Interessanterweise verschwand der Effekt, wenn eine Formulierung im Plural ohne Artikel verwendet wurde (dafür wurde eine andere Gruppe von VPs genommen – die VPs bekamen also entweder nur Singular- oder nur Pluralformulierungen): Bei Fragen der Art “Haben Giraffen BROMA innen drin?” schnitten deutsche und japanische VPs ähnlich ab. (Was natürlich die Frage aufwirft – das wurde aber nicht getestet – was passieren würde, wenn man den Artikel “die” im Plural verwenden würde – wird dadurch ein weibliches Geschlecht evoziert?)

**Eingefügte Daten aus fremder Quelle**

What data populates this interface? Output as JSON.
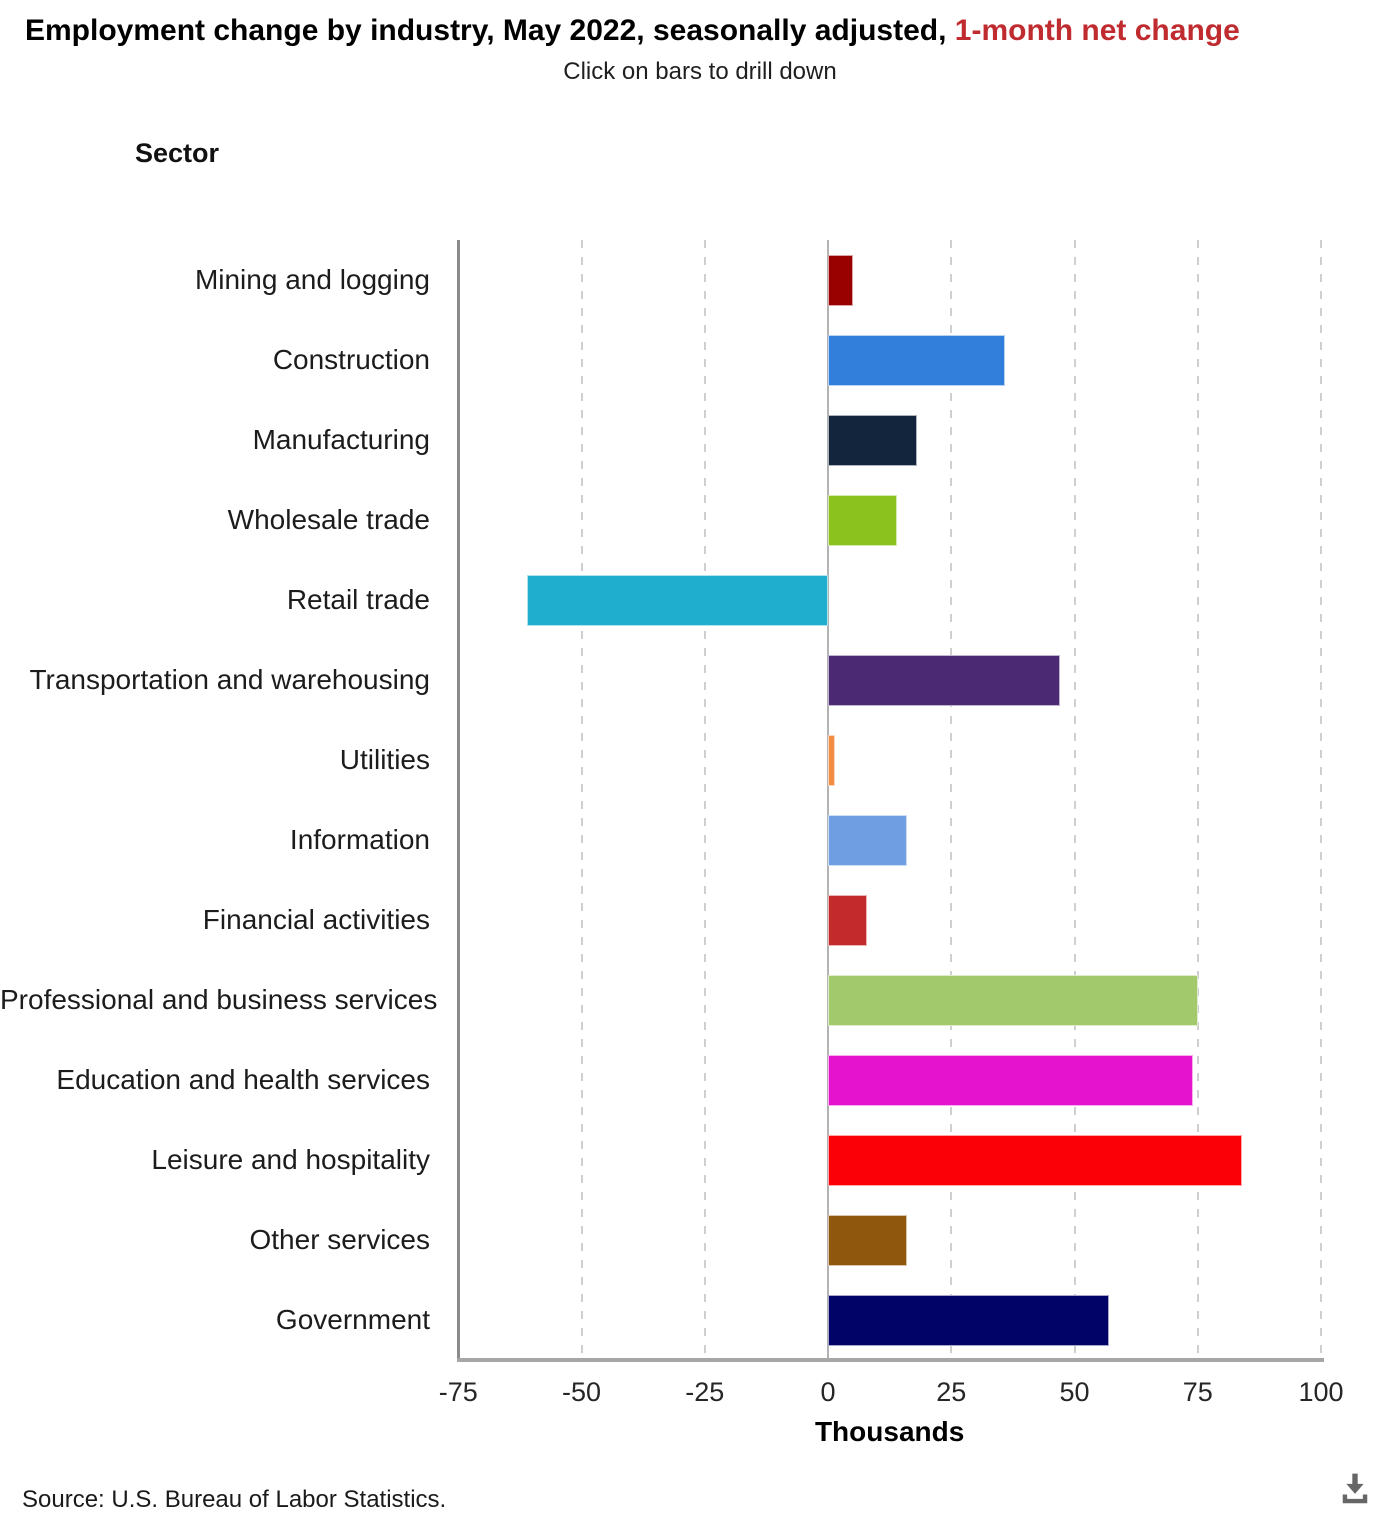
{
  "header": {
    "title_black": "Employment change by industry, May 2022, seasonally adjusted, ",
    "title_red": "1-month net change",
    "title_red_color": "#c02b2f",
    "subtitle": "Click on bars to drill down"
  },
  "chart_data": {
    "type": "bar",
    "orientation": "horizontal",
    "title": "Employment change by industry, May 2022, seasonally adjusted, 1-month net change",
    "subtitle": "Click on bars to drill down",
    "ylabel": "Sector",
    "xlabel": "Thousands",
    "units": "thousands",
    "xlim": [
      -75,
      100
    ],
    "xticks": [
      -75,
      -50,
      -25,
      0,
      25,
      50,
      75,
      100
    ],
    "xtick_labels": [
      "-75",
      "-50",
      "-25",
      "0",
      "25",
      "50",
      "75",
      "100"
    ],
    "grid": "vertical-dashed",
    "legend": "none",
    "categories": [
      "Mining and logging",
      "Construction",
      "Manufacturing",
      "Wholesale trade",
      "Retail trade",
      "Transportation and warehousing",
      "Utilities",
      "Information",
      "Financial activities",
      "Professional and business services",
      "Education and health services",
      "Leisure and hospitality",
      "Other services",
      "Government"
    ],
    "values": [
      5,
      36,
      18,
      14,
      -61,
      47,
      1.5,
      16,
      8,
      75,
      74,
      84,
      16,
      57
    ],
    "colors": [
      "#990000",
      "#317fdb",
      "#13253c",
      "#8bc21d",
      "#1faecd",
      "#4b2a73",
      "#f18c43",
      "#6f9fe2",
      "#c32a2c",
      "#a3c96d",
      "#e512ce",
      "#fb0007",
      "#8f560e",
      "#020366"
    ]
  },
  "footer": {
    "source": "Source: U.S. Bureau of Labor Statistics.",
    "download_icon": "download-icon"
  }
}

Dieses Experiment testet in gewisser Weise direkt das Konzept des “generischen Maskulinums” (ich sagte ja, dass ich darauf noch mal kurz zurückkomme). Die AutorInnen schlussfolgern, dass es anscheinend der Artikel ist, der für die Assoziation mit einem Geschlecht sorgt. Ich bin mir aber nicht sicher, ob das eine zulässige Schlussfolgerung ist – meiner Ansicht nach könnte es auch so sein, dass Formulierungen im Singular mit einem bestimmten SG assoziiert werden (insbesondere dann, wenn das SG offensichtlich relevant ist und die VPs auch Sätze präsentiert bekommen, bei denen das Geschlecht eindeutig genannt ist.) Die Annahme, dass Formulierungen wie “der Elefant” von uns tendenziell als männlich war genommen werden, ohne dass das auf unser Konzept von “Elefant” abfärbt, scheint mir angesichts der in den anderen Experimenten ja deutlich nachgewiesenen “priming”-Effekte zumindest problematisch. Soll man wirklich annehmen, dass ich in meinem Leben 1000 Mal “der Elefant” lese (aber nur wenige mal “die Elefantenkuh”), mir dabei jedesmal eher einen männlichen Elefanten vorstelle und trotzdem keine Assoziation “Elefant=männlich” aufbaue?
Um zu sehen, ob das GG unser Konzept “Elefant” beeinflusst, sollte man das Experiment vielleicht mit Bildern wiederholen – interpretieren deutsche Sprecher das Bild eines einzelnen Elefanten tendenziell eher als männlich oder als weiblich? (Wobei man vielleicht keine Elefanten nehmen sollte, weil die einen sexuellen Dimorphismus haben, sondern dann besser Tiere wie Mäuse oder Gänse.) Die AutorInnen argumentieren zwar, dass wir im Alltag ja auch meist mit sprachlichen Fragen konfrontiert sind und dass ihr Experiment deswegen die größere Alltagsrelevanz besitzt, aber so ganz überzeugend finde ich das nicht. Man könnte auch einfach keine ganzen Sätze bilden, sondern stattdessen schreiben: “Hat dieses Tier Broma?” und darunter auf dem Computerbildschirm steht dann “Maus” oder “die Maus” – dann könnte man den Effekt des Artikels isolieren (und zusätzlich noch Dinge wie den unbestimmten Artikel untersuchen).